Le « bloc-notes européen » d’Albrecht Sonntag, professeur à l’ESSCA Ecole de Management, à Angers, tous les vendredis sur les ondes d'euradio.
En France, on s’approche de la fin d’un long tunnel électoral, l’occasion d’observer sur la durée les hommes et les femmes politiques dans la lutte pour le pouvoir.
Entre les primaires de l’automne 2021 et l’entre-deux-tours des législatives, il est vrai que nos écrans et nos lectures ont été saturés par un grand nombre d’acteurs politiques en campagne.
Quel spectacle !
Ne vous êtes-vous jamais demandé, durant votre carrière journalistique, devant vos interlocuteurs – et de plus en plus d’interlocutrices – politiques, pourquoi ils s’imposent tout cela, cet investissement de tout instant qui absorbe leurs vies, les combats rhétoriques souvent blessants, les réunions interminables, les petites intrigues au sein de leur propre mouvement, le risque sur le plan budgétaire, les pièges tendus par certains médias, les couleuvres à avaler, la méfiance grandissante du public à leur égard, l’éternelle accusation d’être « déconnectés », sans oublier la pression de concilier tout cela avec une vie familiale ?
Ah, si, c’est forcément une question qui se pose de manière récurrente.
Et la réponse est, comme beaucoup de facettes de notre vie démocratique, assez ambivalente.

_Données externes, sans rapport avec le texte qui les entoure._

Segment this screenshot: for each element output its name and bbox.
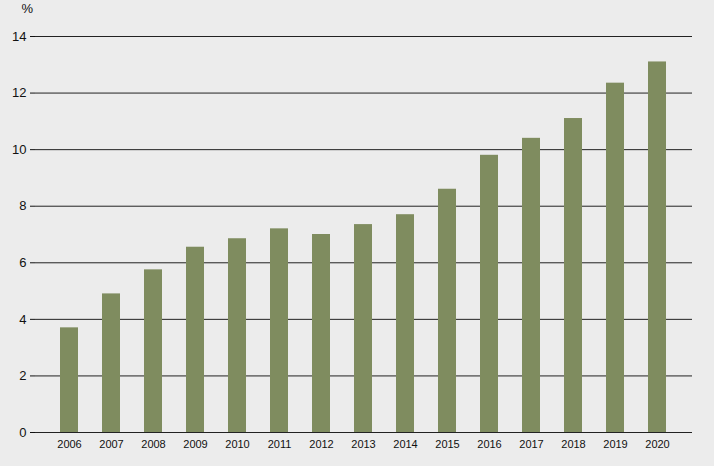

D’abord, et au risque de paraître naïf aux oreilles de certains auditeurs, j’ai toujours tendance appliquer à nos élus la présomption de l’idéalisme. J’ai toujours trouvé, que ce soit dans mes rencontres avec des acteurs politiques à Bruxelles ou, plus récemment, dans une petite série d’entretiens approfondis avec des députés de la majorité actuelle en France, qu’il y a dans leur motivation une dose d’idéalisme autrement plus importante que la rengaine ô combien facile du « tous pourri » ne pourrait admettre. S’engager en politique pour être au service de la société, cela n’a rien de ringard, ni même de rare. Bien au contraire.
Mais il y a aussi, bien sûr, l’égo. C’est grisant d’être quelqu’un d’« important ». C’est euphorisant de gagner une élection, d’être le meilleur dans une compétition. Et c’est gratifiant d’être sollicité pour résoudre des problèmes, représenter un collectif, ou représenter des revendications. L’attitude des autres change à l’égard de leur élu, et quel que soit le niveau de son exercice, il ou elle a tendance à se sentir, assez sincèrement, indispensable. Pour beaucoup, il est difficile de raccrocher. Même pour ceux qui sont loin d’être des « politiques professionnels ».
Parmi les trois députés que j’ai interviewés récemment, tous les trois issus de la société civile et conquis par l’ouverture incarnée par Emmanuel Macron en 2017, deux sont bien partis pour rempiler, alors qu’elles ne comptaient faire qu’un seul mandat initialement. Il n’y a que le troisième qui se détourne de la politique.
Puis il y a le pouvoir. L’envie d’obtenir le pouvoir, même limité, c’est une vraie motivation.
C’est sûr, et je dois vous avouer que je n’ai jamais compris pourquoi l’envie du pouvoir se voyait attribuer généralement une connotation négative. La démocratie a besoin d’individus poussés par une envie de gagner le pouvoir dans le but d’imposer leurs idées. Bien sûr, elle doit encadrer cette envie, elle doit la contenir par des arrangements institutionnels et procéduraux, et elle doit mettre des limites aux moyens dont cette envie serait tentée de se servir.
On sait qu’elle le fait de manière imparfaite, et qu’il est impératif de rester vigilant en permanence sur l’érosion des normes, des procédures et des contre-pouvoirs. Alexis de Toqueville le disait déjà, en la découvrant il y a bientôt 200 ans. N’empêche, dans l’absolu, la démocratie reste le seul régime politique qui a réussi à canaliser, tant bien que mal, l’envie du pouvoir en une force motrice plus positive que dangereuse.
Mieux dans certains pays que d’autres !
C’est vrai, mais les questions essentielles au sujet de la motivation des hommes et des femmes politiques se posent partout, même dans les démocraties souvent considérées comme modèles. Il suffit de regarder les quatre saisons de la formidable série télé Borgen, les trois premières toujours disponibles sur arte.tv, la quatrième- dix ans plus tard – sur Netflix. Si vous ne l’avez pas vue, faites un rattrapage cet été. C’est un condensé de tous ces questionnements sur l’envie du pouvoir, intelligent, crédible, passionnant.
Et c’est toujours rassurant de voir qu’on n’a pas le monopole du psychodrame en France.